You know, if you got up on, if you got up on, like, the platform and you started talking about criticizing slavery and even talking about the problems with it, they would, they would basically, like, show you knives.
They would, you know, they would beat you.
They would find you and they would assault you and intimidate you and beat you.
The Whigs had no desire whatsoever to actually take care of this.
It took the founding of the Republican Party, you know, irony of ironies, it took the founding of the Republican Party to stand up to that Democratic Party, which of course led us into really, really, you know, ugly places.
What we're looking at right now, I have to tell you, Biden is saying what he should say.
I don't know if there's any other way to put it.
This is a speech that a president should give, or at least, Nick, this is a speech that we think a president should give because we've lived in the current political moment, right?
We think he should be acknowledging the problem.
We think that he should still be having, he should still have some decorum about the office.
But as that's happening, It still feels so woefully inadequate to what's actually occurring.
And we need to talk about what's sort of festering and what's fomenting out into the distance.
But this speech, again, like the dark Brandon speech that we just referenced, it feels like too little too late.
It feels like something has been allowed to take over here and grow larger that we have to deal with.
There's an alarming rise in the number of our people.
In this country, condoning political violence, or simply remaining silent, because silence is complicity.
The disturbing rise of voter intimidation, the pernicious tendency to excuse political violence, or at least, at least, trying to explain it away.
We can't allow this sentiment to grow.
We must confront it head on, now.
It has to stop now.
I believe the voices excusing or calling for violence and intimidation are distinct minority in America, but they're loud and they are determined.
Nick, I have to say, because I've been spending all these days like reading the Midnight Kingdom out loud and like studying the structure of it.
And you know this, you're a writer as well.
You know how things happen and you can't help but put them into order and writing?
Because that's how you make sense of the world.
I keep thinking about how the break-in at the Pelosi house, the attempted assassination, the beating of Paul Pelosi, It is almost the perfect paragraph start of a section about the descendants into political violence and sectarianism.
You know what I mean?
Like it really now looking at it and putting it into context of living history, like it's becoming more and more apparent that that's not going to be the end result.

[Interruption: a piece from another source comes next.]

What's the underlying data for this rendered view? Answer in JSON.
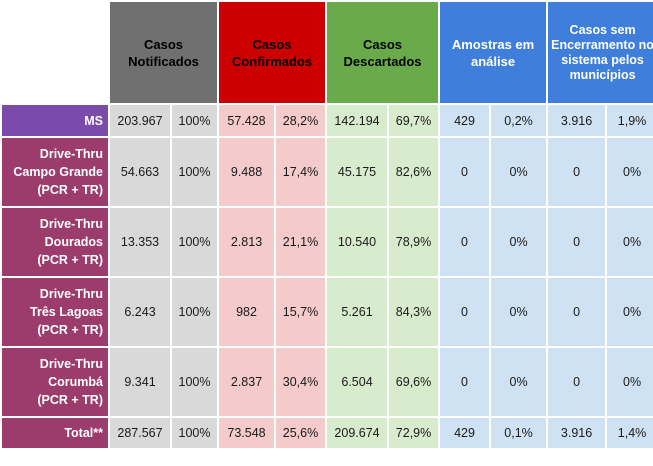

That's not going to be the end of the story.
That's where it takes off.
And what we're hearing right now from Biden, what we're hearing right now from all these institutions that understand that this is a problem, It feels like it's getting ready to almost take off off of the runway.
Well, did you hear what our friend of the pod, not really, but Marjorie Taylor Greene said about Paul Pelosi?
Because I think we could share it if you want to hear it.
I don't know.
Do you want to cover your ears?
I luckily have been, again, cut off from the world in a studio.
So I can't wait to hear this.
This is wonderful.
Here's Marjorie Taylor Greene today at a rally at a Hootenanny.
Where Americans are robbed, stabbed, raped, kidnapped, carjacked, and murdered.
But the only crime victim you hear about from Democrats in the media is Paul Pelosi.
Paul Pelosi was brutally attacked by a drugged out illegal alien that should have been deported.
And Paul Pelosi should have been a gun owner and shot his attacker.
That's where we're at.
I, um, can I say something real fast?
I, I'm, I'm stunned first of all by this and I, and I have to say I'm stunned because it's not even as bad as it could be.
You know what I mean?
The fact that she admitted that he was brutally attacked, she still took it in a different direction.
The fact that she didn't call him a gay prostitute or a gay lover or whatever, and things went sideways.
The fact that she still did that... Nick, this is just... Man, things have turned putrid.